As with the first example, there is a range of $\lambda$ values where the test error is improved over the OLS regression.

Conclusions

In this post we’ve seen how regularisation can help control the polynomial coefficients when fitting high order or high dimensional polynomials. In fact, including regularisation can be even more important when the polynomial is both high order and high dimensional. Choosing between ridge and LASSO regularisation can be problem-dependent; LASSO can act as a form of feature selection, yielding sparse solutions with only the important dimensions/features retained. However, LASSO can struggle in the presense of strong collinearity, and in this case ridge regression is preferable. In equadratures, regularisation is achieved via the elastic-net solver. The elastic net blends the ridge and LASSO penalty terms together in order to achieve a compromise between the two, as will be explored in a future blog post.
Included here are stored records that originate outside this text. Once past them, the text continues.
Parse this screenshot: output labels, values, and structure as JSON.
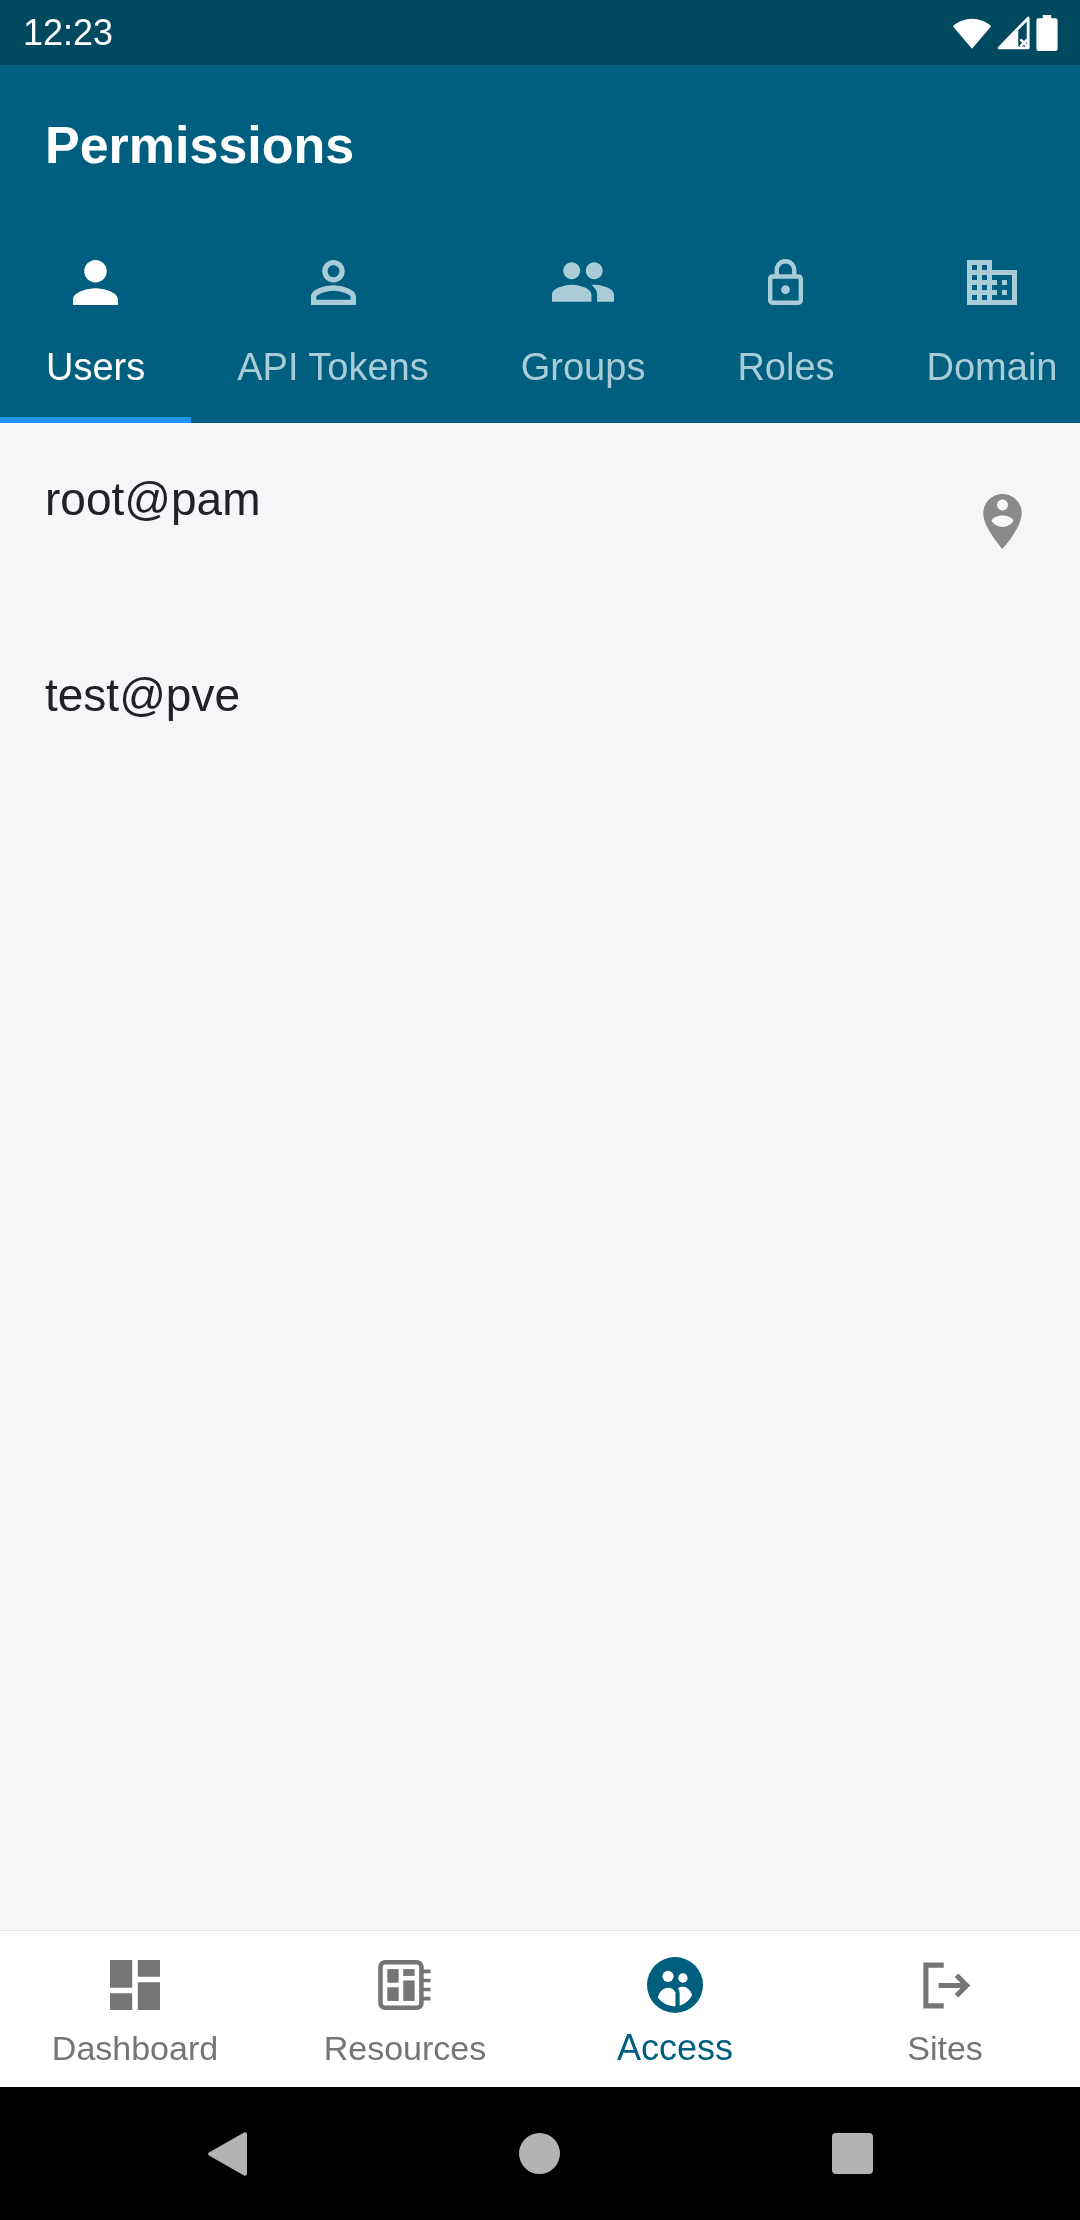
{
  "status_bar": {
    "time": "12:23"
  },
  "app_bar": {
    "title": "Permissions"
  },
  "tabs": [
    {
      "kind": "users",
      "label": "Users",
      "selected": true
    },
    {
      "kind": "tokens",
      "label": "API Tokens",
      "selected": false
    },
    {
      "kind": "groups",
      "label": "Groups",
      "selected": false
    },
    {
      "kind": "roles",
      "label": "Roles",
      "selected": false
    },
    {
      "kind": "domains",
      "label": "Domain",
      "selected": false
    }
  ],
  "users": [
    {
      "name": "root@pam",
      "marker": true
    },
    {
      "name": "test@pve",
      "marker": false
    }
  ],
  "bottom_nav": [
    {
      "kind": "dashboard",
      "label": "Dashboard",
      "selected": false
    },
    {
      "kind": "resources",
      "label": "Resources",
      "selected": false
    },
    {
      "kind": "access",
      "label": "Access",
      "selected": true
    },
    {
      "kind": "sites",
      "label": "Sites",
      "selected": false
    }
  ]
}
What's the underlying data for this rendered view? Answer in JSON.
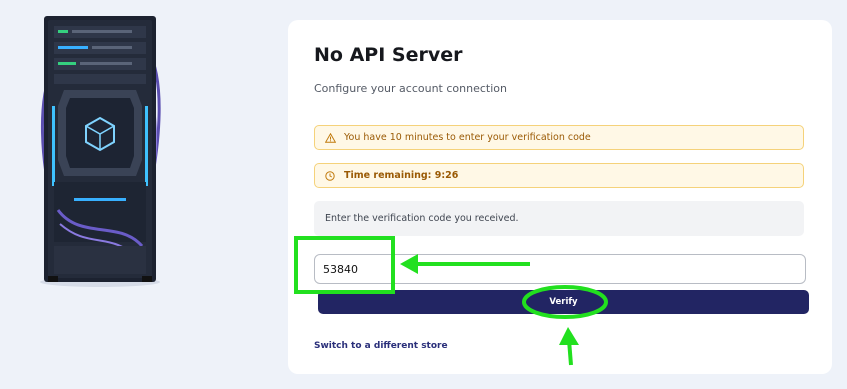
{
  "card": {
    "title": "No API Server",
    "subtitle": "Configure your account connection"
  },
  "alerts": {
    "warning_text": "You have 10 minutes to enter your verification code",
    "timer_text": "Time remaining: 9:26",
    "color": "#9a5a05"
  },
  "verification": {
    "instruction": "Enter the verification code you received.",
    "code_value": "53840"
  },
  "actions": {
    "verify_label": "Verify",
    "switch_store_label": "Switch to a different store"
  },
  "colors": {
    "primary": "#222563",
    "annotation": "#22e01f",
    "background": "#eef2f9"
  },
  "icons": {
    "warning": "warning-triangle-icon",
    "timer": "clock-icon"
  }
}
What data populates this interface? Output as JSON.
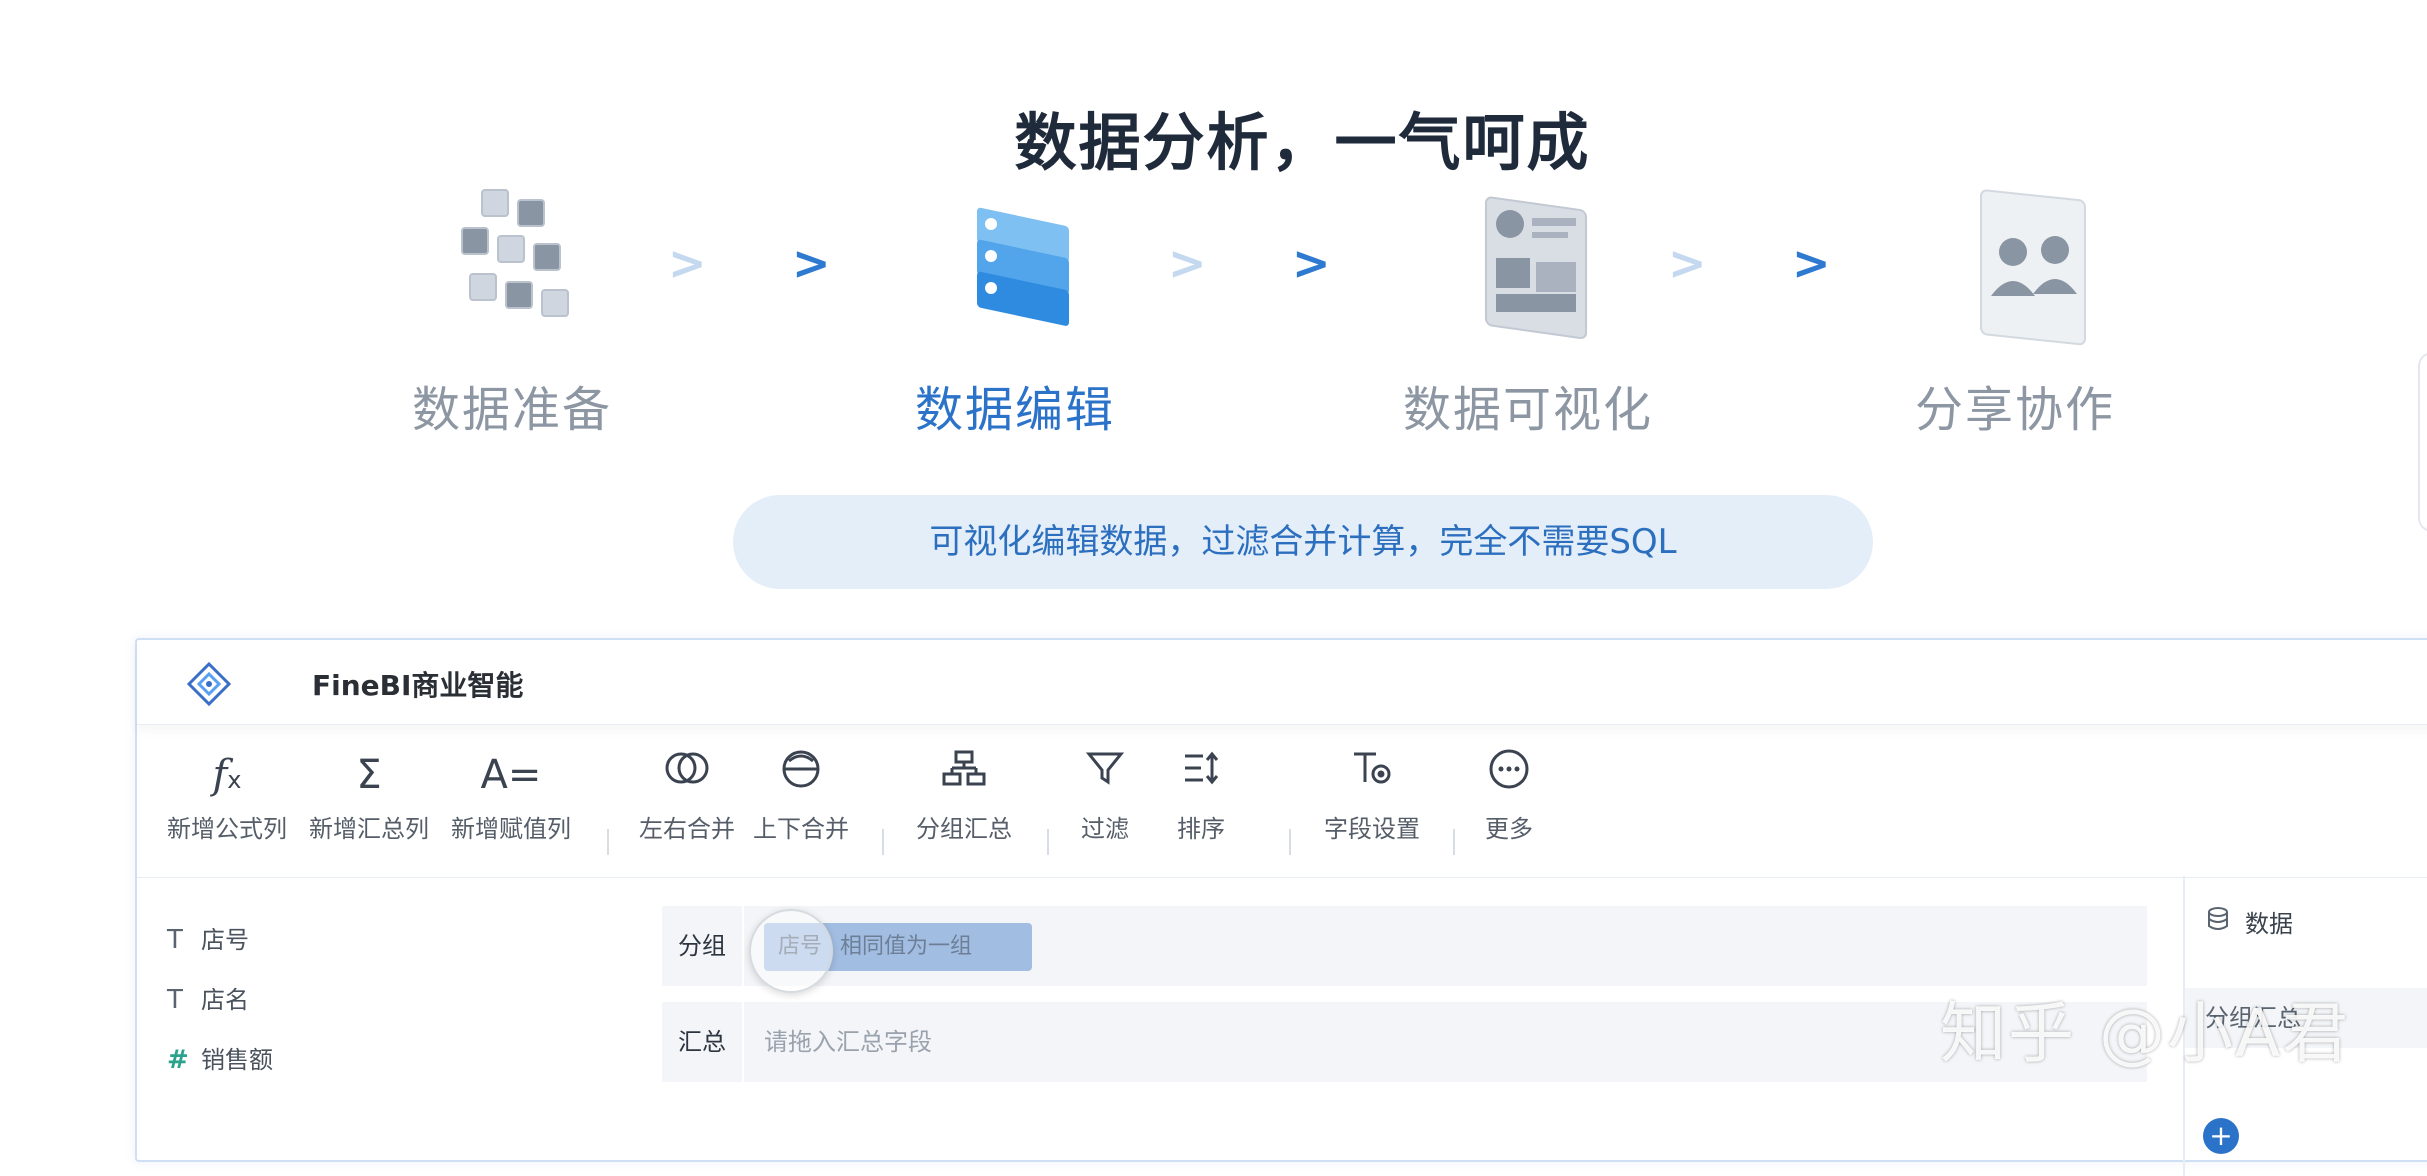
{
  "headline": "数据分析，一气呵成",
  "steps": [
    {
      "label": "数据准备",
      "icon": "data-prep-illustration"
    },
    {
      "label": "数据编辑",
      "icon": "data-edit-illustration"
    },
    {
      "label": "数据可视化",
      "icon": "data-visualization-illustration"
    },
    {
      "label": "分享协作",
      "icon": "share-collaborate-illustration"
    }
  ],
  "arrows": ">",
  "tagline": "可视化编辑数据，过滤合并计算，完全不需要SQL",
  "app": {
    "title": "FineBI商业智能",
    "toolbar": [
      {
        "label": "新增公式列",
        "icon": "fx"
      },
      {
        "label": "新增汇总列",
        "icon": "Σ"
      },
      {
        "label": "新增赋值列",
        "icon": "A="
      },
      {
        "label": "左右合并",
        "icon": "◯◯"
      },
      {
        "label": "上下合并",
        "icon": "⊖"
      },
      {
        "label": "分组汇总",
        "icon": "group-icon"
      },
      {
        "label": "过滤",
        "icon": "filter-icon"
      },
      {
        "label": "排序",
        "icon": "sort-icon"
      },
      {
        "label": "字段设置",
        "icon": "field-settings-icon"
      },
      {
        "label": "更多",
        "icon": "more-icon"
      }
    ],
    "fields": [
      {
        "type": "T",
        "name": "店号"
      },
      {
        "type": "T",
        "name": "店名"
      },
      {
        "type": "#",
        "name": "销售额"
      }
    ],
    "group_row": {
      "label": "分组",
      "chip_field": "店号",
      "chip_mode": "相同值为一组"
    },
    "summary_row": {
      "label": "汇总",
      "placeholder": "请拖入汇总字段"
    },
    "side_panel": {
      "title": "数据",
      "item": "分组汇总"
    }
  },
  "watermark": "知乎 @小A君",
  "colors": {
    "accent": "#2b72c9",
    "inactive_label": "#8d96a3",
    "tagline_bg": "#e4eef9"
  }
}
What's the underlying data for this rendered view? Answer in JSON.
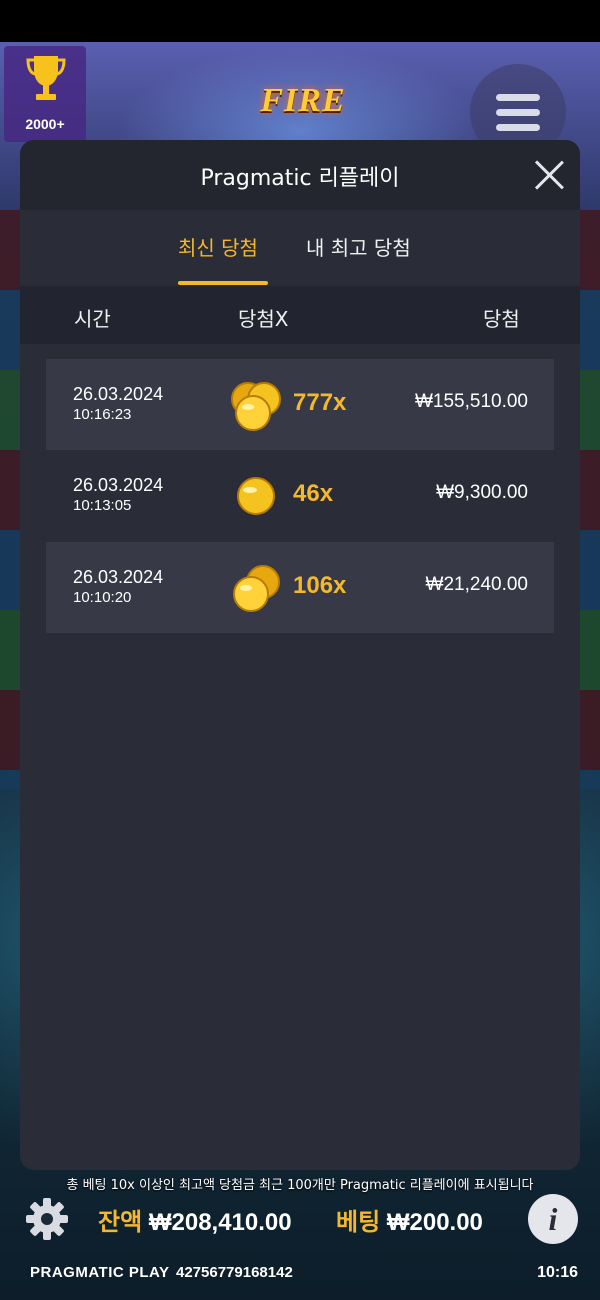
{
  "game": {
    "trophy_count": "2000+",
    "logo_text": "FIRE",
    "menu_icon": "hamburger-menu-icon"
  },
  "modal": {
    "title": "Pragmatic 리플레이",
    "tabs": [
      {
        "label": "최신 당첨",
        "active": true
      },
      {
        "label": "내 최고 당첨",
        "active": false
      }
    ],
    "columns": {
      "time": "시간",
      "multiplier": "당첨X",
      "win": "당첨"
    },
    "rows": [
      {
        "date": "26.03.2024",
        "time": "10:16:23",
        "multiplier": "777x",
        "win": "₩155,510.00",
        "coins": 3
      },
      {
        "date": "26.03.2024",
        "time": "10:13:05",
        "multiplier": "46x",
        "win": "₩9,300.00",
        "coins": 1
      },
      {
        "date": "26.03.2024",
        "time": "10:10:20",
        "multiplier": "106x",
        "win": "₩21,240.00",
        "coins": 2
      }
    ]
  },
  "footer": {
    "notice": "총 베팅 10x 이상인 최고액 당첨금 최근 100개만 Pragmatic 리플레이에 표시됩니다",
    "balance_label": "잔액",
    "balance_value": "₩208,410.00",
    "bet_label": "베팅",
    "bet_value": "₩200.00",
    "info_label": "i",
    "brand": "PRAGMATIC PLAY",
    "session_id": "42756779168142",
    "clock": "10:16"
  },
  "colors": {
    "accent": "#f5b82c",
    "modal_bg": "#2a2c38",
    "row_bg": "#373946"
  }
}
In both the examples explored here selection of a suitable $\lambda$ parameter resulted in the test error being reduced relative to OLS regression. However, we didn’t explore how to determine the optimal value of $\lambda$. Efficiently finding the optimal value is an important topic which will also be explored in a future blog post!

References

[1]: Hoerl, A. E.; R. W. Kennard (1970). “Ridge regression: Biased estimation for nonorthogonal problems”. Technometrics. 12 (1): 55–67.

[2]: Theobald, C. M. (1974) “Generalizations of mean square error applied to ridge regression”, Journal of the Royal Statistical Society, Series B (Methodological), 36, 103-106.

[3]: Tibshirani, Robert (1996). “Regression Shrinkage and Selection via the lasso”. Journal of the Royal Statistical Society. Series B (methodological). Wiley. 58 (1): 267–88.

[4]: Kenett, R., Shelemyahu Z., and Daniele A., (2013) "Modern Industrial Statistics: with applications in R, MINITAB and JMP ". John Wiley & Sons.

[5]: Tibshirani, Robert (1996). “Regression Shrinkage and Selection via the lasso”. Journal of the Royal Statistical Society . Series B (methodological). Wiley. 58 (1): 267–88.